Infatti la difficoltà delle figure che governano le aziende è trovare professionisti che conoscano davvero la materia e il settore di cui devono argomentare.
Spesso invece si trovano di fronte a professionisti alle prime armi, prestati ai social network solo per la convinzione che sia un mestiere per giovani, magari da pagare poco.
Il grado di approfondimento e difficoltà dei contenuti da produrre per comunicare dentro e fuori l’azienda è invece molto vario.
Ci sono aziende e prodotti semplici e comuni e invece altri sofisticati, che richiedono anni di preparazione, e che il mercato della produzione dei contenuti ancora oggi non riesce a soddisfare.
Il food, per esempio, è un argomento con un’offerta molto ricca, che va dai programmi prodotti intorno a un marchio, fino agli eventi, passando per i contenuti per la carta e digitale.
Poi, fortuna vuole che alcune aziende si trovino in casa i volti di fondatori che sono in grado di parlare meglio di mille contenuti, come nei casi di Giovanni Rana, Giancarlo Amadori, ma anche Ennio Doris.

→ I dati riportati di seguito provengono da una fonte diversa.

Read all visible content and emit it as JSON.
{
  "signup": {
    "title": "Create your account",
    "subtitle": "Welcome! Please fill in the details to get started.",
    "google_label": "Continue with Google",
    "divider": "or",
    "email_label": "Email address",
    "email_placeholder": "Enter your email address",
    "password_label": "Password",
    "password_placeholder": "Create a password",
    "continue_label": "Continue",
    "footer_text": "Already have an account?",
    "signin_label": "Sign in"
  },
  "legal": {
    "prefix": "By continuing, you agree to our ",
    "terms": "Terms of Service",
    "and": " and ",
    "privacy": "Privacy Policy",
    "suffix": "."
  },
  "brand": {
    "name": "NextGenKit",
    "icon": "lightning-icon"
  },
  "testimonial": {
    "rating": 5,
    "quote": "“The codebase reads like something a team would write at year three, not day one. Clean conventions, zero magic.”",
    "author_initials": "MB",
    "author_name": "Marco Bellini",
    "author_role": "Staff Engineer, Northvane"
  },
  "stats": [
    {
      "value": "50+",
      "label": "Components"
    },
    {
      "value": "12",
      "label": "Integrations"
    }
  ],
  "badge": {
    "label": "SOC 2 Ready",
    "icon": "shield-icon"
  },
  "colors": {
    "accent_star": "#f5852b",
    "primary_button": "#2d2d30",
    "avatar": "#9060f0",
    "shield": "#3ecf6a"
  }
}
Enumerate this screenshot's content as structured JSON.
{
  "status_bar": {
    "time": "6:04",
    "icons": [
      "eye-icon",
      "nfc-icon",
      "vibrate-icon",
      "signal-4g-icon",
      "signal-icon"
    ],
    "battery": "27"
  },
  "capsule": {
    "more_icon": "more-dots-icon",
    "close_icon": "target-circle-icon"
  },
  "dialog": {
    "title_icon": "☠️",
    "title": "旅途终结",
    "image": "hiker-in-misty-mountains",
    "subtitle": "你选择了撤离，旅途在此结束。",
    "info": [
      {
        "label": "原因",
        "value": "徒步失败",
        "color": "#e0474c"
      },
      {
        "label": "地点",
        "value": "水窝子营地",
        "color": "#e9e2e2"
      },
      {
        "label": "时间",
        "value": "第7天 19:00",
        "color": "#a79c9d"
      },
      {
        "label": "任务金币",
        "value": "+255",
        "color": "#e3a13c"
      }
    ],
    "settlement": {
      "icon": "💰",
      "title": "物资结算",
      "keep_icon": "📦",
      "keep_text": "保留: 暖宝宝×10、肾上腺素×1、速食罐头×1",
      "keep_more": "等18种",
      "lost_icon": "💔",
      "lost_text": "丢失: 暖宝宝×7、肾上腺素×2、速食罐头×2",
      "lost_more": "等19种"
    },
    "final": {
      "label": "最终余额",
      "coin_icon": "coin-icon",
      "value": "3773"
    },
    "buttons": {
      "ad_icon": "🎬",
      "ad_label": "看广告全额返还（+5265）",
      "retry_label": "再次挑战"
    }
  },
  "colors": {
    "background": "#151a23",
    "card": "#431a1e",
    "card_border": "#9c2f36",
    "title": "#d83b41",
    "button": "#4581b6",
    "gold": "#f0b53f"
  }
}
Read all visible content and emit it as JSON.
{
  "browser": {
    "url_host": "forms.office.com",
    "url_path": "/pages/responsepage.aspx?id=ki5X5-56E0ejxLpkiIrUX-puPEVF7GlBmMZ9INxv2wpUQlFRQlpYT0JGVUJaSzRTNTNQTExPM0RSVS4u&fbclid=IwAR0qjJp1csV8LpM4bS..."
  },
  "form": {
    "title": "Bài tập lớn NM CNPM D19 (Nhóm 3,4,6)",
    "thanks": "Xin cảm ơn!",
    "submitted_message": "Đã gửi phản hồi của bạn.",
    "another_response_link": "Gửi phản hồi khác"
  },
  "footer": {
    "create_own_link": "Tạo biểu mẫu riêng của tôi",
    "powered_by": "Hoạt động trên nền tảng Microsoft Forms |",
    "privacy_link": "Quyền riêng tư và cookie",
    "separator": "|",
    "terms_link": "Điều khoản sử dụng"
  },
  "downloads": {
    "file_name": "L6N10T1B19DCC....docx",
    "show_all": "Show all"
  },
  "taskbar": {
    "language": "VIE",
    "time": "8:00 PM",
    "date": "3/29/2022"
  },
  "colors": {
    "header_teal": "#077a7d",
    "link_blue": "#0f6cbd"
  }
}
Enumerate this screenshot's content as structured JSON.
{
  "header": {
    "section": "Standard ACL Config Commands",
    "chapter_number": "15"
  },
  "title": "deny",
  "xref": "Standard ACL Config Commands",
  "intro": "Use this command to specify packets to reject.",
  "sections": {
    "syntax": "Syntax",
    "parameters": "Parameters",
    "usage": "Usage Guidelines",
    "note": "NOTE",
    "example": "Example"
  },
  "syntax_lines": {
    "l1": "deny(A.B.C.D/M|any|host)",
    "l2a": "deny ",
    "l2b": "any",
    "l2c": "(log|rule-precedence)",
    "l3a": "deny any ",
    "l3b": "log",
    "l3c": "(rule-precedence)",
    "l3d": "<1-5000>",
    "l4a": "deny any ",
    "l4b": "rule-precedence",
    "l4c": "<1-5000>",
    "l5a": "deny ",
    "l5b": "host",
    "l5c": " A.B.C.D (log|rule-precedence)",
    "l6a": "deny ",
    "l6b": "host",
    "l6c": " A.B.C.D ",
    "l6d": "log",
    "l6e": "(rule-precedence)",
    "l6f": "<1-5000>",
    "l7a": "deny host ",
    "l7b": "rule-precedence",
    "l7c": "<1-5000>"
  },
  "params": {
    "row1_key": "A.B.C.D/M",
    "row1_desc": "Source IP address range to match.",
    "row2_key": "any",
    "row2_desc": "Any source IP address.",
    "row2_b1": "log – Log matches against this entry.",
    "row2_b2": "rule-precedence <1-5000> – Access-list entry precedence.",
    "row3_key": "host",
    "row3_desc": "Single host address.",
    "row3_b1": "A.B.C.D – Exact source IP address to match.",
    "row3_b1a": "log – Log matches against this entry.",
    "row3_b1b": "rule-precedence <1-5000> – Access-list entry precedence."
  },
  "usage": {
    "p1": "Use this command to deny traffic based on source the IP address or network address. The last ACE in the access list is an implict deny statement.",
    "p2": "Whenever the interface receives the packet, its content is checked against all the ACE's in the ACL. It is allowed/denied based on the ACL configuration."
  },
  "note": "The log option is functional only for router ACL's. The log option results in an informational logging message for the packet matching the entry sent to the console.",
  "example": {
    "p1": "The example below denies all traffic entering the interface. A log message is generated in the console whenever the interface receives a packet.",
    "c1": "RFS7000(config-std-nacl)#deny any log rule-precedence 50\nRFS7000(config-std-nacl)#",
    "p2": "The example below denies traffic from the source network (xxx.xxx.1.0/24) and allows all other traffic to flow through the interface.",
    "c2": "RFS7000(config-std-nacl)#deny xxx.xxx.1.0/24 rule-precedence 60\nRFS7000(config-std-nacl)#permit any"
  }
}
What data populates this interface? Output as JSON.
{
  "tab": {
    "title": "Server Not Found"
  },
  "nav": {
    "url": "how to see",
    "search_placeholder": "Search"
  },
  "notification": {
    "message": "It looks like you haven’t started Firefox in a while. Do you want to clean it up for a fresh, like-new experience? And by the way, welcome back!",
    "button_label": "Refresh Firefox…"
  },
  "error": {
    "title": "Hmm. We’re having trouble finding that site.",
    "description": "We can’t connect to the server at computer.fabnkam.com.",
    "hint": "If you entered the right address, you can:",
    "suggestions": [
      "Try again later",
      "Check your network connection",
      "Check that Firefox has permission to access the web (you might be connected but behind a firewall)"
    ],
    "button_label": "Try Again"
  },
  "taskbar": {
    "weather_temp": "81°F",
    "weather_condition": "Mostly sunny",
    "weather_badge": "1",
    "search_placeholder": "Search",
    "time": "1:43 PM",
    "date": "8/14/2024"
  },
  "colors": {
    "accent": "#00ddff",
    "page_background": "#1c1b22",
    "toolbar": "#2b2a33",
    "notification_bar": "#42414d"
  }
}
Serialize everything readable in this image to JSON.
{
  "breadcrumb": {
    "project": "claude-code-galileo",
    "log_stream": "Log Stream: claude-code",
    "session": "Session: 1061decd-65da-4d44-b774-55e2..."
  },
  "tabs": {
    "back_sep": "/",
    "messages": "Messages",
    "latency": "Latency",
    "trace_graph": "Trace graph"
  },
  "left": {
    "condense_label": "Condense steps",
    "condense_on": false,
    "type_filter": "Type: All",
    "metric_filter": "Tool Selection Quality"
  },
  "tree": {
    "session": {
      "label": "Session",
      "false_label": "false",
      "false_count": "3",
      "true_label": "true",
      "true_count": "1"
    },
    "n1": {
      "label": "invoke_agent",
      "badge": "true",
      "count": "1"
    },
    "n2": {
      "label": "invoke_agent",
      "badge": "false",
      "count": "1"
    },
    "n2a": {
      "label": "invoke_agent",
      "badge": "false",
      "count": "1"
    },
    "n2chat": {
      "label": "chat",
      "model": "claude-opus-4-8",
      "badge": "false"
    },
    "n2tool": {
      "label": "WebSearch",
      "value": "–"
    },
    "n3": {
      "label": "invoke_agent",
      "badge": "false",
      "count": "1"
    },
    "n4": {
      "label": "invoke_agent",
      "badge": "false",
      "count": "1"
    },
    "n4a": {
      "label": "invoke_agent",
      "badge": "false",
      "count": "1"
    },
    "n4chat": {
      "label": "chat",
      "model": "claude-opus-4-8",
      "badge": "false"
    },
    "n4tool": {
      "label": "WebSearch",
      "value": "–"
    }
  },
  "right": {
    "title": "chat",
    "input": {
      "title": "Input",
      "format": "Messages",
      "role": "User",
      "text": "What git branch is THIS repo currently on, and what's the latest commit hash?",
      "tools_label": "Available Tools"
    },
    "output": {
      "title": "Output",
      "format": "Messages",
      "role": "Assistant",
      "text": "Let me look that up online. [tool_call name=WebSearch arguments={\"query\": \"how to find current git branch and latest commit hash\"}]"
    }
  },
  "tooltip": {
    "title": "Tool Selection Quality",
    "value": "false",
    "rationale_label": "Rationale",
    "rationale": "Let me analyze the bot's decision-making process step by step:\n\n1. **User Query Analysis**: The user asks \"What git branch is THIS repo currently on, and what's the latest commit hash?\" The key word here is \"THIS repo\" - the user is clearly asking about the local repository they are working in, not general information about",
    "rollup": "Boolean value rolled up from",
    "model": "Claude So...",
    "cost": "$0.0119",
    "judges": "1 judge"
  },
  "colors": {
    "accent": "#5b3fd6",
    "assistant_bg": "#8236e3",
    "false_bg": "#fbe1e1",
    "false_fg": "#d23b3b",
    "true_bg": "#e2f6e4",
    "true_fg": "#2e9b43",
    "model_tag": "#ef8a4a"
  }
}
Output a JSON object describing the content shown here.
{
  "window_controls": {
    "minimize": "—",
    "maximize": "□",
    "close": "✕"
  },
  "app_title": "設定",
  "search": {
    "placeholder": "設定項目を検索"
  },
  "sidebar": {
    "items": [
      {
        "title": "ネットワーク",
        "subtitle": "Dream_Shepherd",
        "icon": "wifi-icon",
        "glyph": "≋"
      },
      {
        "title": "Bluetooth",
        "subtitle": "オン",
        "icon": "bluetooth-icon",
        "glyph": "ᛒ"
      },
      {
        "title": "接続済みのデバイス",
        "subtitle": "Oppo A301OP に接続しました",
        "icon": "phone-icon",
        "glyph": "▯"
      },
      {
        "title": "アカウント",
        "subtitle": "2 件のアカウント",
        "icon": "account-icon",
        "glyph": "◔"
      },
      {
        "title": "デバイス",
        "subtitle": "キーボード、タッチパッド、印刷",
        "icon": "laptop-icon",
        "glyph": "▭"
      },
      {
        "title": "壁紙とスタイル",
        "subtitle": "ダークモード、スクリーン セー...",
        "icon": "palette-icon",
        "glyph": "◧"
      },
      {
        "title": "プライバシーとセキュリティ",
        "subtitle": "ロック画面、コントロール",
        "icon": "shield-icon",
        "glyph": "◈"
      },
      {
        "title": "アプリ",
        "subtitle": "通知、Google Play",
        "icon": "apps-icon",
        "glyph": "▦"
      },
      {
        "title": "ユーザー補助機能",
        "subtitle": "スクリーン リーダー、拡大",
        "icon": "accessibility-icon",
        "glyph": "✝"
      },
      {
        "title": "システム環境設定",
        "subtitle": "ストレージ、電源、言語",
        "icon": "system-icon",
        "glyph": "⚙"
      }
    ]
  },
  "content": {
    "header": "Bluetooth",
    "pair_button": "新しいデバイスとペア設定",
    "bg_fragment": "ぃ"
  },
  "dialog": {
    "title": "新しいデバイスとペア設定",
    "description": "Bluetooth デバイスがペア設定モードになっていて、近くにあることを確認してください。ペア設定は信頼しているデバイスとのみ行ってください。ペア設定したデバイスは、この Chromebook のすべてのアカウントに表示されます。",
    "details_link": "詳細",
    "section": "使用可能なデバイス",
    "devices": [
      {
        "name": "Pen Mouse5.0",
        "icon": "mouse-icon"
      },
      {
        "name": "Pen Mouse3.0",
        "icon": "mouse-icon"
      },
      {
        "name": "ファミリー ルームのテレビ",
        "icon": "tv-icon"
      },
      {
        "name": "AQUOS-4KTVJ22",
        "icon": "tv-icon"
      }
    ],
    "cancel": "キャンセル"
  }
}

Tolte queste pochissime eccezioni, è bene sapere che i contenuti si studiano, si imparano, poi si producono internamente. Difficilmente si comprano. Anzi, di solito è bene affiancare un CEO e aiutarlo a produrli nel suo ufficio.
Ma perché produrli e diffonderli?
Una risposta paradossale, che disorienta, si può trovare proprio sui social, dove accade di rado, ma stupisce, che CEO, Direttori di giornali e C-level postino analisi, idee, proposte talmente di qualità e approfondite, che altrove sarebbero a pagamento.
Sorge allora un dubbio: se sono contenuti interessanti, perché regalarli a tutti? Non è meglio condividerli in privato con chi si lavora?